In so doing, I am wondering if I can do this without having to go up in the attic and pull wires.  Can I just pigtail (I think that is the proper term)the current outlet and leave it behind the cabinets and then connect/install 2 new outlets above the counter/under the window?

Not a really good picture or the window but the outlet is basically a few inches to the right of the silver bottle sitting in the window sill


----------



## kok328 (Aug 3, 2009)

Are you sure you posted the correct pic.  I can barely see the window and can't see the silver bottle.  Doesn't matter though, pic really not necessary.   The answer depends on whether you want your new outlet to be directly above the old outlet or not because you'll have to go through wall studs and then your options are that you go up into the attic and back down between different wall studs where you want the outlet or demo some drywall and run across under the counter and then up to your new outlet location.


----------



## glennjanie (Aug 3, 2009)

Hello Shan:
Yes, you can move the outlet. I suspect it comes up from down below. Is there an outlet to the left of the cabinets there? If there is, the outlet in question probably comes off that one.
Square Eye (my son Tom) taught me to install only one outlet and get a plug-in 6 space outlet. You can find them at Lowe's or Home Depot. Not the one with a cord now, it is plugged straight into an outlet and you put a screw in it just like you would a cover plate.
Glenn


----------



## Nestor_Kelebay (Aug 3, 2009)

The problem with an outlet like that is that it leads to the temptation to have everything you need in the kitchen plugged in at once.  You end up with a toaster, coffee maker, microwave oven, capacino machine, waffle iron and electric wok all plugged in to that outlet.  And, that means the conductor of that orchestra has to exercise the discipline not to turn on too many things at once cuz even though you got 6 outlets, they all still have to share a measly 15 amps.

Sticking to an ordinary duplex receptacle would probably prevent a lot of tripped breakers or blown fuses.


----------



## locknut (Aug 4, 2009)

If the kitchen was wired according to code, the outlet was wired for 20a (12AWG).  You can properly pigtail to another location, but the connections in the original box must remain accessible (covered by a blank plate).  If you'd ignore the code and cover the original box with e.g., sheetrock, there would be no ready access to the connections should they fail in the future.  I'm not sure about the lay of the cabinet and the wall construction in your case, but I would likely open a path for a cable in the sheetrock, drill through the stud(s) and mount the new box.  If there's no stud surface for attaching the new box, use a self-attaching box (two-gang for your double duplex outlets). How are you at re-spackling?  (Is that a black cat?)


----------



## shan2themax (Aug 4, 2009)

Yes, that is a black cat.... want one?  I have several black ones, 3 need homes as my mother lives with me and she is the crazy cat lady.... lol   

I am alright at spackling..... I can do it, I just dont like to but hey, I can put my big girl panties on and deal with it.  My biggest reason for wanting to move the outlet (other than the fact that I want to use it) is so I can take the microwave and put it on that counter.... I am not a fan of microwaves, but again the crazy cat lady uses it often.  If it werent for that, I had thought about seeing if I could just cut a whole in the back of the cabinet and a whole in the countertop with a (doomaflochy?) to allow the cord to go down through the cabinet, but then I could only use it for the microwave.

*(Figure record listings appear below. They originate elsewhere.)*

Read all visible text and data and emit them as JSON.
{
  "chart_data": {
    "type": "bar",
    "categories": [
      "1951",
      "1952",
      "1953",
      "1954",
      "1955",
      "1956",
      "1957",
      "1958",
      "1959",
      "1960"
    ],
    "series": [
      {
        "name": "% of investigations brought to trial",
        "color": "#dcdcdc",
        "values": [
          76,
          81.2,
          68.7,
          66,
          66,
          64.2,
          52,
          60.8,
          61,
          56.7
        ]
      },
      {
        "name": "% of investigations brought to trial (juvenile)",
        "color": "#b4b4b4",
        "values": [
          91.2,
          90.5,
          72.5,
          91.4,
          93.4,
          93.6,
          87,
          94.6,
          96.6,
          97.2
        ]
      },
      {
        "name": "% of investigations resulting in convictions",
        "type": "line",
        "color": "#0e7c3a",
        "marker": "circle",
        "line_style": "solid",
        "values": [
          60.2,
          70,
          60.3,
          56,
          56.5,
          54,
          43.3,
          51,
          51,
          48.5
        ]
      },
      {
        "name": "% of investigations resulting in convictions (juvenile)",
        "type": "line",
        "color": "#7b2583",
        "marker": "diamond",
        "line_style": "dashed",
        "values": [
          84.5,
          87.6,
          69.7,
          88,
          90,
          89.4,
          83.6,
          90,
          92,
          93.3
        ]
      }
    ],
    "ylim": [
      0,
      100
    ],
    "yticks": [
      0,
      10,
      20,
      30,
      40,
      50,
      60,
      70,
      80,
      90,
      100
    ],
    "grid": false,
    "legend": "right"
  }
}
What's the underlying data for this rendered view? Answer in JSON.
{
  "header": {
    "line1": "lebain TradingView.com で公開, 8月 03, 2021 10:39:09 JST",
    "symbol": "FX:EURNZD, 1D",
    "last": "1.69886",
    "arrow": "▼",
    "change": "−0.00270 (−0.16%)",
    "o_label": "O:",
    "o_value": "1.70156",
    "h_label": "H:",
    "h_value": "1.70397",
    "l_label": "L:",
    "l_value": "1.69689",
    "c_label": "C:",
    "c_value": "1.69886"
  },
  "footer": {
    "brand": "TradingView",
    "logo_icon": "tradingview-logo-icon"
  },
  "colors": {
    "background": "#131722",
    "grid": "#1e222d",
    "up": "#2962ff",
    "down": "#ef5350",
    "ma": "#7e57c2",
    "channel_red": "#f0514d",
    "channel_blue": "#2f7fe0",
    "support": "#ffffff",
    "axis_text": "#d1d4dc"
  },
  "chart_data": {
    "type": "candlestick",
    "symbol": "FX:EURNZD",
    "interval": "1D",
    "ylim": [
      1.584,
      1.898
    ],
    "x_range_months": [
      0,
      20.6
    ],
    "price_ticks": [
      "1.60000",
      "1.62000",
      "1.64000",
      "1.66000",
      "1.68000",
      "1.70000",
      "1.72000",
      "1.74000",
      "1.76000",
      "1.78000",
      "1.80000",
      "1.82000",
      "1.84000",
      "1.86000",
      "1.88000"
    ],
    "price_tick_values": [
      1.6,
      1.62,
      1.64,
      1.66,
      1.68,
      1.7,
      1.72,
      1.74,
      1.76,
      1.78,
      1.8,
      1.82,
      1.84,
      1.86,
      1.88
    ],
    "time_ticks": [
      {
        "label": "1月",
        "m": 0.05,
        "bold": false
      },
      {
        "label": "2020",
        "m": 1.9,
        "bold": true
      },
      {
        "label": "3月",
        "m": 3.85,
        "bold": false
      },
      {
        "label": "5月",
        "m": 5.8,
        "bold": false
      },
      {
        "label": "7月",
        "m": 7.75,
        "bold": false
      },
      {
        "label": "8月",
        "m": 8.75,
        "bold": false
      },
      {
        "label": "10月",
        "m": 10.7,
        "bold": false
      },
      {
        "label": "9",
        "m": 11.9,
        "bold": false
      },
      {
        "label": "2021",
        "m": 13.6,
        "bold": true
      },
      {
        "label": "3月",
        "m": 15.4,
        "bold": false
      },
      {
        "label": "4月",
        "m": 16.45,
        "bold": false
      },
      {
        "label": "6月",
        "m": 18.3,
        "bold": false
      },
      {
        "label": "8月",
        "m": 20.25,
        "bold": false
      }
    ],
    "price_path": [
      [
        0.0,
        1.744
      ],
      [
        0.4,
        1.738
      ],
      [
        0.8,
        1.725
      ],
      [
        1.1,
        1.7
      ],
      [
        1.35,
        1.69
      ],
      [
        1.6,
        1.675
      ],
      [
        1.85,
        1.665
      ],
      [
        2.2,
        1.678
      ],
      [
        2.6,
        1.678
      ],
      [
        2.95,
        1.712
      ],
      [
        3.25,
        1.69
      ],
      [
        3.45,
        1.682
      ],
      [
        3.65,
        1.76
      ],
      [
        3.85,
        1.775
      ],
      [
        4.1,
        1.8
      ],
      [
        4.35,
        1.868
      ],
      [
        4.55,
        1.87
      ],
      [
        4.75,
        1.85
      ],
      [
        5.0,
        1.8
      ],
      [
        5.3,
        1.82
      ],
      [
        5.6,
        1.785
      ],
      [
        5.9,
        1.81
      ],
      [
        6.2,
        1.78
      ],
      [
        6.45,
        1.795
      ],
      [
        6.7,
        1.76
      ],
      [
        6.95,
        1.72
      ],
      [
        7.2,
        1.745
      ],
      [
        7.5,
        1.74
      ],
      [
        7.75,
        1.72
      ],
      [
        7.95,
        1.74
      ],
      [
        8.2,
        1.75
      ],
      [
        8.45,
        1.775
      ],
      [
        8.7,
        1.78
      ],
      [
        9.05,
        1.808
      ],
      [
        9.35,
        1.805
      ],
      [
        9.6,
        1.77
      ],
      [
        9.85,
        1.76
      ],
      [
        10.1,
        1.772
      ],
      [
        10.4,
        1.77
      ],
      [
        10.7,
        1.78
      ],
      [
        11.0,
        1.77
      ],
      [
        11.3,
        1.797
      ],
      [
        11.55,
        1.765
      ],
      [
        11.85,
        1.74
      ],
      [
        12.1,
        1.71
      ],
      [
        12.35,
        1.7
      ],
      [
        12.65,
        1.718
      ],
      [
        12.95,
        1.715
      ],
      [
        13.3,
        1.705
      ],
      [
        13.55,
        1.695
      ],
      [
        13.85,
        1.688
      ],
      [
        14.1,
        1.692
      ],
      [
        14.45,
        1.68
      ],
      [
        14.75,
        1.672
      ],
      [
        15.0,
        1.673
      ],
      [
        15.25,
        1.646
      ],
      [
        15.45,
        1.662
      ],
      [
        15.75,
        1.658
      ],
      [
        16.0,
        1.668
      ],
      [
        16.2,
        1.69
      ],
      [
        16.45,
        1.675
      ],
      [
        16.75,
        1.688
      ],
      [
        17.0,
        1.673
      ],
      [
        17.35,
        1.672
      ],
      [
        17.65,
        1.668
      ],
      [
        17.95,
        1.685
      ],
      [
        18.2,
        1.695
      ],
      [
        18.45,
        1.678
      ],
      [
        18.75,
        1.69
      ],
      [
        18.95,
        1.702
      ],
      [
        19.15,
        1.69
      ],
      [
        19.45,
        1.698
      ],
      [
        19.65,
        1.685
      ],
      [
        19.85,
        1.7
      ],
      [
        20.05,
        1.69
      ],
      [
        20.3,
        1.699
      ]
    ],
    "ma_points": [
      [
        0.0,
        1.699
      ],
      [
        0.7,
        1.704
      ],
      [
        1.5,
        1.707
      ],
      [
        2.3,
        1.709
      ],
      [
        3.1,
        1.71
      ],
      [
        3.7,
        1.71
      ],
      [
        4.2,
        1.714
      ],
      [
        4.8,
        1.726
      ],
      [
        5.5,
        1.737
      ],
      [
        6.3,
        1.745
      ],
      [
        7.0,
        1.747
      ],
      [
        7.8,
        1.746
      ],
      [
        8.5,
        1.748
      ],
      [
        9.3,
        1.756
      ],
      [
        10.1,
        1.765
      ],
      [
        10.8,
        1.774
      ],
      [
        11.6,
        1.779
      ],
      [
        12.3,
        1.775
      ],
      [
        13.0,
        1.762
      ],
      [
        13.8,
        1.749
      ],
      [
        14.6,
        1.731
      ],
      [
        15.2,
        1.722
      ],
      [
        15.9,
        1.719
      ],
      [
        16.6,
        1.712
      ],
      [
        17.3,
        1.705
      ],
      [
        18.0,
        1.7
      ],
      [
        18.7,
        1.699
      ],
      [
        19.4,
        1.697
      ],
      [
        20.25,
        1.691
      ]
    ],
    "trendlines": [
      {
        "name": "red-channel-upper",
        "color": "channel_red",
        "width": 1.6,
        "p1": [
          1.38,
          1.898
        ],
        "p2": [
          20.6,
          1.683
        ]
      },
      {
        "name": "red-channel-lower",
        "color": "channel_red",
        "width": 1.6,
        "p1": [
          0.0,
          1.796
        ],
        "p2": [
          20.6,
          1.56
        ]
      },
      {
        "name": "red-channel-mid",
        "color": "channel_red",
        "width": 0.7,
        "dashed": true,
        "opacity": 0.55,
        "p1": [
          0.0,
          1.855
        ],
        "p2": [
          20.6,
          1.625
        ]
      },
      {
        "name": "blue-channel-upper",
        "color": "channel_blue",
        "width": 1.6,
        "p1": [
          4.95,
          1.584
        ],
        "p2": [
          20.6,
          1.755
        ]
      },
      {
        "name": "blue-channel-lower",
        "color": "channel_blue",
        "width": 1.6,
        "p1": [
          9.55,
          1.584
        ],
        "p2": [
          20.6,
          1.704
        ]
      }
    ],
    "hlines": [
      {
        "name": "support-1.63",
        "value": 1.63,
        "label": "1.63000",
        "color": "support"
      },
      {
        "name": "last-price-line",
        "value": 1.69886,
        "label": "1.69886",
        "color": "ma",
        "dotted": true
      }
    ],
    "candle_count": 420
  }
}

so, If I do move it, I just need to keep the box that it is currently in and put a smooth closed faceplate overtop of it?  that is what I was thinking, I thought that you had to keep access to it at all times.
and yes, it would just go directly above where it is now, that counter tends to be the catch all and I would like to space things out in the corner of the main counter....

Luckily, I have never attatched these cabinets to the wall because I wanted to wait until I got support under the floor and things jacked up a little and I didnt want to have to go back and redo it, so, it will just be a matter of empty the cabinets and taking of the countertop.  (every once in a while I come up with a good idea!)


----------



## kok328 (Aug 4, 2009)

In that case, cut the hole for your new outlet box and fish a wire down to the existing outlet.  Make your splice there and cover w/a blank coverplate.  Reuse the outlet and cover plate in the new box and your done.


----------



## travelover (Aug 4, 2009)

Nestor_Kelebay said:


> The problem with an outlet like that is that it leads to the temptation to have everything you need in the kitchen plugged in at once.  You end up with a toaster, coffee maker, microwave oven, capacino machine, waffle iron and electric wok all plugged in to that outlet.  And, that means the conductor of that orchestra has to exercise the discipline not to turn on too many things at once cuz even though you got 6 outlets, they all still have to share a measly 15 amps.
> 
> Sticking to an ordinary duplex receptacle would probably prevent a lot of tripped breakers or blown fuses.



In general you are right, but a double outlet is really nice these days with cell phone chargers, IPod chargers, clock radios, etc. that don't take much current but hog up the outlets.

And we _*KNOW*_ that Shannon knows where the fuse box is.


----------